Concernant la préparation, on sait que cette Conférence
a été très difficile. L’Iran qui a été invité ne sera finalement pas à la table des
négociations. Est-ce que vous le regrettez ? La raison politique détermine
certains choix. On a dû prendre des décisions un peu étranges parce que, selon mon
opinion, il est peu réaliste d’essayer d’avoir la paix sans un des pouvoirs clefs
dans la région mais on espère qu’avec les discussions en cours sur la question du
nucléaire, on puisse continuer à maintenir la porte un peu ouverte pour ne pas empêcher
les dialogues qu’on commence avec la Syrie. On espère, il faut prier. On a vraiment
besoin d’un miracle en ce moment.
Ban Ki-moon a dit ce mardi, qu’à priori,
il n’y aurait pas de déclaration finale de cette Conférence, pas de document contraignant
comme il y a eu à Genève I. Est-ce que vous n’avez pas peur d’être déçu ? Il
est clair que les difficultés sont énormes. On espère dans la bonne volonté des participants,
surtout les gouvernements de la Syrie, l’opposition et les pouvoirs qui sont les parrains
,d’une certaine manière, de cette conférence de Montreux, Genève. Ce n’est pas clair
s’il y aura un résultat positif. Pour ma part, je pense que le fait qu’on se réunisse
et qu’on commence à se regarder en face est déjà un pas positif. Et on peut commencer
à construire quelque chose de plus substantiel avec un peu de patience.
Vous
allez participer aux discussions, vous représentez le Saint-Siège. Qu’est-ce que l’Église
va dire ? La position du Saint-Siège a été exprimée plusieurs fois par le Saint-Père
François. Il a dit que la violence n’aboutit à rien, seulement à la destruction et
à la mort et la souffrance de la population. La préoccupation du Saint-Siège est de
travailler pour la paix, évidemment, et commencer la reconstruction et la réconciliation,
surtout, avec la solidarité financière, l’aide de la Communauté internationale pour
employer les jeunes syriens dans la reconstruction de manière à ce qu’ils ne soient
pas tentés d’aller renforcer les fils de quelques groupes extra-gouvernementaux qui
créent la déstabilisation et la violence. La présence des chrétiens au Moyen-Orient
est naturellement un intérêt concret et réel du Saint-Siège parce qu’ils ont les mêmes
droits que les autres citoyens d’être respectés, de voir les droits humains respectés
et acceptés, surtout le droit à la vie. Mais je crois qu’il y a aussi une autre raison
qui nous parle de l’importance de la présence des communautés chrétiennes au Moyen-Orient.

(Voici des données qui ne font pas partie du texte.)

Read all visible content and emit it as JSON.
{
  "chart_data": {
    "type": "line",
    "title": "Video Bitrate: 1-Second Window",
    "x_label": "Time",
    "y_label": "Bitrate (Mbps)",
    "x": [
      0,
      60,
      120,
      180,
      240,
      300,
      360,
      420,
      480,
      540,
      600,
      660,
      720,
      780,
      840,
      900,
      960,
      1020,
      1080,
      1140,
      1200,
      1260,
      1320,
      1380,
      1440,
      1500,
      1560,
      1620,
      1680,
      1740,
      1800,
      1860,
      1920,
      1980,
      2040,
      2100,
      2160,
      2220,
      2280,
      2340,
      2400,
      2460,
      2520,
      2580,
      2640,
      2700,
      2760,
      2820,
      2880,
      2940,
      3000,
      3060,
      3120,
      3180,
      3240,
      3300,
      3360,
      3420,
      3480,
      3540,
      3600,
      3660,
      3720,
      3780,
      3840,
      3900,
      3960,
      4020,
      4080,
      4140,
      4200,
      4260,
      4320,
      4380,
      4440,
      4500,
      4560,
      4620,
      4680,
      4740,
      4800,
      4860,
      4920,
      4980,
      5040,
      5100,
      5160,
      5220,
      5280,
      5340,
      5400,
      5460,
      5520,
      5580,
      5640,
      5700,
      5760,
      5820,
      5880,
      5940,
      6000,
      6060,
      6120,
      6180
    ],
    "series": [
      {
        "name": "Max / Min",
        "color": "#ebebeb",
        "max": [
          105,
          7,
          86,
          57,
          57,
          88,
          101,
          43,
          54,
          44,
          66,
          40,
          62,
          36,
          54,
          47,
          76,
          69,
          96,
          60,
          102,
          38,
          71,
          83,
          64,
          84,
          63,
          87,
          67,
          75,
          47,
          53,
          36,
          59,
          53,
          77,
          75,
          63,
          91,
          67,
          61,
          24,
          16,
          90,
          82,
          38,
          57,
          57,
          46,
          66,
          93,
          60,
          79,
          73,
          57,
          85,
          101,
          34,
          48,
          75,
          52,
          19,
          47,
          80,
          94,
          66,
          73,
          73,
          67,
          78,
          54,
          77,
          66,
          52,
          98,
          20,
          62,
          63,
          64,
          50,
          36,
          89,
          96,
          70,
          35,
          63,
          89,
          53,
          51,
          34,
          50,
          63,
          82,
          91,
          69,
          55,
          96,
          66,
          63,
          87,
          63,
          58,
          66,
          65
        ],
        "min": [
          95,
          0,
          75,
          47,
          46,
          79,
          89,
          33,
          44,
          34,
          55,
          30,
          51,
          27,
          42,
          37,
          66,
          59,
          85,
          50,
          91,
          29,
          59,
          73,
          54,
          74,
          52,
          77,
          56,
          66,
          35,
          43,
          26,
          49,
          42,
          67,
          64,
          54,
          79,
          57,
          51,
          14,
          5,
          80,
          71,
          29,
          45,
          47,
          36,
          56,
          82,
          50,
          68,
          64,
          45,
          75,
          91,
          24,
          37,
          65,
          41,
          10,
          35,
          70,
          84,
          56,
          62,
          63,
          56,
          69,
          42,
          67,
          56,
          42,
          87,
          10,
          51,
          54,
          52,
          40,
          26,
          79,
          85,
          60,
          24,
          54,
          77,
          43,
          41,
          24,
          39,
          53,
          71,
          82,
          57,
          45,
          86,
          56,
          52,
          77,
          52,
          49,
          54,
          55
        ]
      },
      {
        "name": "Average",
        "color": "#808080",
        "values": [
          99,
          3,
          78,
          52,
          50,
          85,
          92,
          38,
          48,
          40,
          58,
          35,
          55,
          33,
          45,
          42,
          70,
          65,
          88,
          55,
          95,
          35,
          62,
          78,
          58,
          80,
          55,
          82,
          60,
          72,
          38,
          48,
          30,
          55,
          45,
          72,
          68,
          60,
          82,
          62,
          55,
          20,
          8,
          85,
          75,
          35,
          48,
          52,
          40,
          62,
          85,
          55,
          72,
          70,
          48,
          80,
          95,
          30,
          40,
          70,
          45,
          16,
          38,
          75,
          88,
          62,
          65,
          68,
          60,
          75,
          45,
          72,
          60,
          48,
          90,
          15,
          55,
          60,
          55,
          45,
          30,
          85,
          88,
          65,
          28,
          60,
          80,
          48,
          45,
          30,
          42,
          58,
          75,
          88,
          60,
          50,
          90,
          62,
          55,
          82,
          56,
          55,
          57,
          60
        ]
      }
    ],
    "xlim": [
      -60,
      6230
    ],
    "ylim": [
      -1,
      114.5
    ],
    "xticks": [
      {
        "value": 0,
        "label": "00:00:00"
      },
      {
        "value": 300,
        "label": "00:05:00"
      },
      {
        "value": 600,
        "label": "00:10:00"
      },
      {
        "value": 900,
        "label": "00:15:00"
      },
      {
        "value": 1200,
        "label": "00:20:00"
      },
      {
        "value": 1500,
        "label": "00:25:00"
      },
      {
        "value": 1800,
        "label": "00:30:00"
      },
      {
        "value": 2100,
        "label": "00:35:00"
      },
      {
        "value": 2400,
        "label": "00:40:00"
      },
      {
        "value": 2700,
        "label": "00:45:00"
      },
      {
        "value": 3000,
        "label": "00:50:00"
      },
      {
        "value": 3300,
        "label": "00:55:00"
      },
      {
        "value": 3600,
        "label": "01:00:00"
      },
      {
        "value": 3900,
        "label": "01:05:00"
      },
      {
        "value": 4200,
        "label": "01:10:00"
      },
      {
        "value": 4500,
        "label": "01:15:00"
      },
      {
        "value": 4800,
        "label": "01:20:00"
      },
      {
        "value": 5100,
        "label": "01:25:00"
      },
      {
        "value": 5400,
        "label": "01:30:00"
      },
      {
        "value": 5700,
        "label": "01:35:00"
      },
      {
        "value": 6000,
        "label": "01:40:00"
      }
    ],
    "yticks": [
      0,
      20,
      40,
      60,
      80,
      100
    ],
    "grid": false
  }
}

Si on veut aider l’évolution de ces pays vers une vraie démocratie, la pluralité de
la présence des traditions et des religions est importante. La société doit être inclusive,
le devoir de citoyenneté doit être respecté. Tout le monde a les mêmes droits et les
mêmes devoirs envers l’État et l’État envers le citoyen. Une fois que ce principe
est établi, alors chaque personne peut s’associer avec liberté, exprimer ses identités
religieuses, culturelles ou ethniques comme cette personne désire. Mais il faut d’abord
qu’il y ait une base commune qui vient de notre dignité égale comme personne humaine.
De cette manière, les communautés chrétiennes pourront contribuer par leurs traditions
pluriséculaires au bien-commun. Il faut qu’il y ait cette nouvelle mentalité. Peut-être
que la crise actuelle peut aboutir à quelque chose de positif en présentant l’opportunité
que toutes les composantes de la société puissent contribuer au bien-commun. C’est
quelque chose de typique et de créatif.